VIH et maladies cardiovasculaires : efficacité de la pitavastatine en prévention primaire

Chez les patients infectés par le VIH, le risque de maladie cardiovasculaire (MCV) est augmenté de manière significative. Dans certaines études, il est jusqu’à deux fois plus élevé que dans la population générale. Les mécanismes qui expliquent cette association sont imparfaitement connus, mais les facteurs de risque traditionnels, l'inflammation chronique résiduelle et l'activation immunitaire sont probablement impliqués.

La prévention des MCV chez ces patients à haut risque est donc à l’ordre du jour, mais force est de reconnaître qu’elle n’est à l’origine d’aucune recommandation spécifique, des essais randomisés de grande envergure étant cependant en cours pour répondre à cette problématique. Dans l’attente de leurs résultats, ceux d’une étude contrôlée de phase 3, dite REPRIEVE (Randomized Trial to Prevent Vascular Events in HIV), visant à évaluer l’efficacité de la pitavastatine en prévention primaire des événements cardiovasculaires méritent d’être rapportés.
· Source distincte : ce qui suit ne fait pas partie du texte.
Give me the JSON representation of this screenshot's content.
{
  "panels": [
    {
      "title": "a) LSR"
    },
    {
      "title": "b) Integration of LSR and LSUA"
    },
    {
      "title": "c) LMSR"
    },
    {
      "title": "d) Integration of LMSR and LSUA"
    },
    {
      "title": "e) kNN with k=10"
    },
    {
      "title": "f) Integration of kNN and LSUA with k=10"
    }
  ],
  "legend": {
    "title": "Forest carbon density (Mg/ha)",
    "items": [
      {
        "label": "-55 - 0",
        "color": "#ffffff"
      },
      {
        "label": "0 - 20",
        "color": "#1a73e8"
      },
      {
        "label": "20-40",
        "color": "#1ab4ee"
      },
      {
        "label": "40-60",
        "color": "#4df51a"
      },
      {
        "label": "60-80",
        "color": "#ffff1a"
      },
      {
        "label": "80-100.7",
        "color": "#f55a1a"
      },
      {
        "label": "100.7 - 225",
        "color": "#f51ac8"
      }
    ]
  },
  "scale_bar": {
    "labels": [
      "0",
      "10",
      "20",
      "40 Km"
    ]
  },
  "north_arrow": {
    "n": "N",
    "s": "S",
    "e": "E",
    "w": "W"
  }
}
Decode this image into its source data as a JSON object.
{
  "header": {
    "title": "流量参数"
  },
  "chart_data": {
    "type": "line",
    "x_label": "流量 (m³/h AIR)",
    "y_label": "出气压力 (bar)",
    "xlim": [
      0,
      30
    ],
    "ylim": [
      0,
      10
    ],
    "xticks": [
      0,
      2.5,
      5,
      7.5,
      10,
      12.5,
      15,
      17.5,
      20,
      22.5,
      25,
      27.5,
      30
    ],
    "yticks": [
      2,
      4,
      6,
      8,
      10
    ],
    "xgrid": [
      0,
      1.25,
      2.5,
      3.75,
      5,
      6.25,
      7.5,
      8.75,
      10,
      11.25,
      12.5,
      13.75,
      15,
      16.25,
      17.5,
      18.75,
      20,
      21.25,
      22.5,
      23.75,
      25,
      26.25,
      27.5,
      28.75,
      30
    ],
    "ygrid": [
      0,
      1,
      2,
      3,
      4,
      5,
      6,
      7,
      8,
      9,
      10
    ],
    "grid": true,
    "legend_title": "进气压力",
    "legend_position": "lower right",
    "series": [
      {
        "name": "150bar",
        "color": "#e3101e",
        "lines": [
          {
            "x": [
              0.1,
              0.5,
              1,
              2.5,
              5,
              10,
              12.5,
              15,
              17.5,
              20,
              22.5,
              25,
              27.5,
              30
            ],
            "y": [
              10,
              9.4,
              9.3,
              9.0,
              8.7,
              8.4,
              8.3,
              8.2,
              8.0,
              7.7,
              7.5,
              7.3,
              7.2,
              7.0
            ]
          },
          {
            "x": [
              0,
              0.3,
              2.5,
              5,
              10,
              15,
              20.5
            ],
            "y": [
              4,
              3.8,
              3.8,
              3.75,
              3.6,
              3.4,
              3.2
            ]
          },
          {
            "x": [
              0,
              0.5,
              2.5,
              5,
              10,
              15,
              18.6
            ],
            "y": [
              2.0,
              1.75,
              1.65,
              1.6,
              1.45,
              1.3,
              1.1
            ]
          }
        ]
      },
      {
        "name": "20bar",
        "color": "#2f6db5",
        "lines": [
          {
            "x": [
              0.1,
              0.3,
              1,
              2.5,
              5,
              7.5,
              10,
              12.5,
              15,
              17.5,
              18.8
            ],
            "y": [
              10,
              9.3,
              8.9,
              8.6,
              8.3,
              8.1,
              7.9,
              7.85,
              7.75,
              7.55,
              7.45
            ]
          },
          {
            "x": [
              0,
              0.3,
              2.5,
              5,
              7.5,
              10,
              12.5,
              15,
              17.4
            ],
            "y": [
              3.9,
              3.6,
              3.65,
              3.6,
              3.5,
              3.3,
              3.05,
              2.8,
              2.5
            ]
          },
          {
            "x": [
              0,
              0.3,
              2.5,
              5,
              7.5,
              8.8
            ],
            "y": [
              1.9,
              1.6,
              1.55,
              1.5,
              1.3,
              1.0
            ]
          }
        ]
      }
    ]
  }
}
Plus de 7 000 malades suivis pendant 5 ans

Il s’agit d’un essai mené en double insu, qui a randomisé 7 769 patients (âge médian 50 ans ; écart interquartile, EIQ 45 à 55), atteints d’une infection par le VIH et traités par antirétroviral, pour recevoir soit de la pitavastatine à la dose de 4 mg/jour soit un placebo, en prévention primaire des MCV. Dans tous les cas, le risque cardiovasculaire (évalué à l’aide du score ASCVD -10 year Atherosclerotic Cardiovascular Disease risk score-) était considéré comme faible ou modéré.

Le critère de jugement principal a combiné les évènements cardiovasculaires majeurs (ECVM) suivants : décès d’origine cardiovasculaire ou de cause inconnue, infarctus du myocarde, hospitalisation pour angor instable, accident vasculaire cérébral (AVC), accident ischémique transitoire, ou encore ischémie aiguë des membres inférieurs.

Sur le plan biologique, au sein de la cohorte, le taux médian de lymphocytes CD4 était à l’état basal de 621/mm3 (EIQ 448 à 827), cependant que l’ARN viral était non détectable dans la majorité des cas (87,5 %). Le taux médian de LDL-cholestérol était de 108 mg/dL (EIQ 87 à 128 [2,79 mmol/L ; EIQ 2,25 à 3,31 mmol/L]).

Interruption prématurée de l’essai

L’essai a été interrompu prématurément au terme d’un suivi médian de 5,1 années (EIQ 4,3 à 5,9), l’efficacité de la statine dans la prévention des ECVM étant établie lors d’une analyse intermédiaire. Dans le groupe traité, l’incidence d’un événement du critère de jugement principal (pour 1000 sujets-années) a été estimée à 4,81 versus 7,32 dans le groupe placebo, ce qui conduit à un hazard ratio de 0,65 (IC 95% 0,48 à 0,90 ; p=0,002). Des symptômes musculaires sont survenus chez 2,3 % des patients du groupe pitavastatine, versus 1,4 % de ceux du groupe placebo. L’incidence du diabète au terme du suivi s’est avérée voisine dans les deux groupes (5,3 % versus 4,0 %).

Ainsi, l’essai randomisé, mené à double insu contre placebo REPRIEVE a été interrompu prématurément du fait de l’efficacité indéniable de la pitavastatine dans la prévention primaire de la MCV chez les patients atteints d’une infection par le VIH recevant un traitement antirétroviral, permettant de réduire le risque d’ECVM d’environ 35 % sur une période médiane d’environ 5 ans. D’autres essais en cours devraient confirmer ces résultats qui, à eux seuls, sont plus qu’encourageants en cas de risque cardiovasculaire jugé faible ou modéré.

Dr Philippe Tellier

Référence
Grinspoon SK, Fitch KV, Zanni MV, el al ; REPRIEVE Investigators. Pitavastatin to Prevent Cardiovascular Disease in HIV Infection. N Engl J Med. 2023 Aug 24;389(8):687-699. doi: 10.1056/NEJMoa2304146.